Google published an official guide on May 15, 2026 called "Optimizing your website for generative AI features on Google Search." It provides the first consolidated, formal documentation on how to appear in AI Overviews and AI Mode. The guide emphasises non-commodity content, debunks common AEO/GEO tactics, and confirms that standard SEO best practices remain the foundation.
Do I need llms.txt for Google AI search?
No. Google explicitly says you do not need to create llms.txt files, special AI text files, or unique markup for generative AI search. Google may discover many file types, but they do not receive special treatment for AI features.
Should I chunk my content for AI search?
No. Google says its systems understand multiple topics on a single page and can show the relevant piece to users. Google engineers have specifically recommended against breaking content into small pieces. Write naturally with comprehensive coverage on each page.
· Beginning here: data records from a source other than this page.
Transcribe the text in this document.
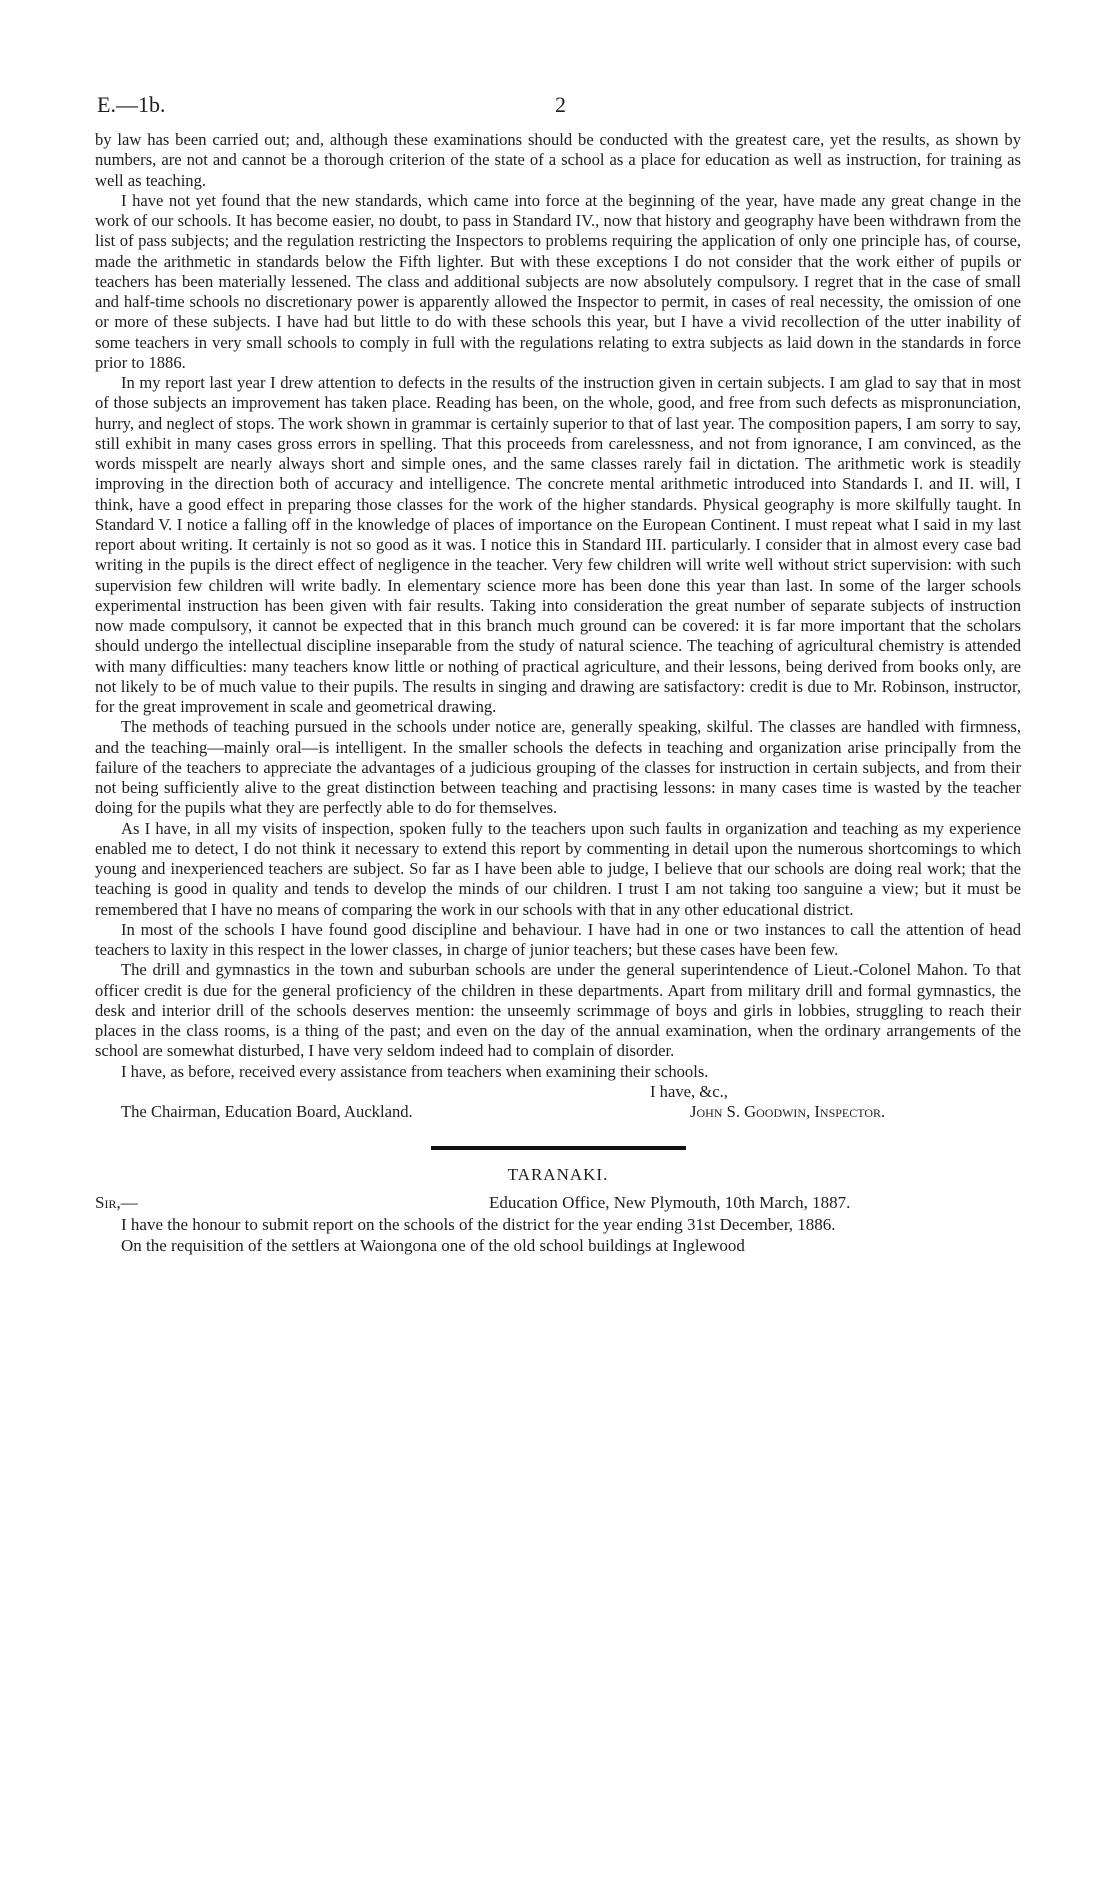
E.—1b.	2

by law has been carried out; and, although these examinations should be conducted with the greatest care, yet the results, as shown by numbers, are not and cannot be a thorough criterion of the state of a school as a place for education as well as instruction, for training as well as teaching.

I have not yet found that the new standards, which came into force at the beginning of the year, have made any great change in the work of our schools. It has become easier, no doubt, to pass in Standard IV., now that history and geography have been withdrawn from the list of pass subjects; and the regulation restricting the Inspectors to problems requiring the application of only one principle has, of course, made the arithmetic in standards below the Fifth lighter. But with these exceptions I do not consider that the work either of pupils or teachers has been materially lessened. The class and additional subjects are now absolutely compulsory. I regret that in the case of small and half-time schools no discretionary power is apparently allowed the Inspector to permit, in cases of real necessity, the omission of one or more of these subjects. I have had but little to do with these schools this year, but I have a vivid recollection of the utter inability of some teachers in very small schools to comply in full with the regulations relating to extra subjects as laid down in the standards in force prior to 1886.

In my report last year I drew attention to defects in the results of the instruction given in certain subjects. I am glad to say that in most of those subjects an improvement has taken place. Reading has been, on the whole, good, and free from such defects as mispronunciation, hurry, and neglect of stops. The work shown in grammar is certainly superior to that of last year. The composition papers, I am sorry to say, still exhibit in many cases gross errors in spelling. That this proceeds from carelessness, and not from ignorance, I am convinced, as the words misspelt are nearly always short and simple ones, and the same classes rarely fail in dictation. The arithmetic work is steadily improving in the direction both of accuracy and intelligence. The concrete mental arithmetic introduced into Standards I. and II. will, I think, have a good effect in preparing those classes for the work of the higher standards. Physical geography is more skilfully taught. In Standard V. I notice a falling off in the knowledge of places of importance on the European Continent. I must repeat what I said in my last report about writing. It certainly is not so good as it was. I notice this in Standard III. particularly. I consider that in almost every case bad writing in the pupils is the direct effect of negligence in the teacher. Very few children will write well without strict supervision: with such supervision few children will write badly. In elementary science more has been done this year than last. In some of the larger schools experimental instruction has been given with fair results. Taking into consideration the great number of separate subjects of instruction now made compulsory, it cannot be expected that in this branch much ground can be covered: it is far more important that the scholars should undergo the intellectual discipline inseparable from the study of natural science. The teaching of agricultural chemistry is attended with many difficulties: many teachers know little or nothing of practical agriculture, and their lessons, being derived from books only, are not likely to be of much value to their pupils. The results in singing and drawing are satisfactory: credit is due to Mr. Robinson, instructor, for the great improvement in scale and geometrical drawing.

The methods of teaching pursued in the schools under notice are, generally speaking, skilful. The classes are handled with firmness, and the teaching—mainly oral—is intelligent. In the smaller schools the defects in teaching and organization arise principally from the failure of the teachers to appreciate the advantages of a judicious grouping of the classes for instruction in certain subjects, and from their not being sufficiently alive to the great distinction between teaching and practising lessons: in many cases time is wasted by the teacher doing for the pupils what they are perfectly able to do for themselves.

As I have, in all my visits of inspection, spoken fully to the teachers upon such faults in organization and teaching as my experience enabled me to detect, I do not think it necessary to extend this report by commenting in detail upon the numerous shortcomings to which young and inexperienced teachers are subject. So far as I have been able to judge, I believe that our schools are doing real work; that the teaching is good in quality and tends to develop the minds of our children. I trust I am not taking too sanguine a view; but it must be remembered that I have no means of comparing the work in our schools with that in any other educational district.

In most of the schools I have found good discipline and behaviour. I have had in one or two instances to call the attention of head teachers to laxity in this respect in the lower classes, in charge of junior teachers; but these cases have been few.

The drill and gymnastics in the town and suburban schools are under the general superintendence of Lieut.-Colonel Mahon. To that officer credit is due for the general proficiency of the children in these departments. Apart from military drill and formal gymnastics, the desk and interior drill of the schools deserves mention: the unseemly scrimmage of boys and girls in lobbies, struggling to reach their places in the class rooms, is a thing of the past; and even on the day of the annual examination, when the ordinary arrangements of the school are somewhat disturbed, I have very seldom indeed had to complain of disorder.

I have, as before, received every assistance from teachers when examining their schools.

I have, &c.,
The Chairman, Education Board, Auckland.	John S. Goodwin, Inspector.
TARANAKI.
Sir,—	Education Office, New Plymouth, 10th March, 1887.

I have the honour to submit report on the schools of the district for the year ending 31st December, 1886.

On the requisition of the settlers at Waiongona one of the old school buildings at Inglewood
What is non-commodity content?
Non-commodity content provides unique insight that cannot be found on dozens of other websites. It comes from real experience, original research, or unique data. Google contrasts it with commodity content like "7 Tips for First-Time Homebuyers" (generic) versus "Why We Waived the Inspection and Saved Money" (unique, experience-based).
What is query fan-out?
Query fan-out is a technique Google's AI uses to issue multiple related searches across subtopics when responding to a user query. This means a single question can surface links from many different pages. Covering a topic thoroughly across related subtopics gives you more chances to appear in AI responses.
Does Google's AI guide apply to ChatGPT and Perplexity?
Google's guidance applies to Google AI features only (AI Overviews and AI Mode). ChatGPT uses Bing and values authority differently. Perplexity weights recency more heavily. Claude uses Brave Search. Each platform has its own weighting, but Google's emphasis on unique, helpful content aligns with what all AI platforms value.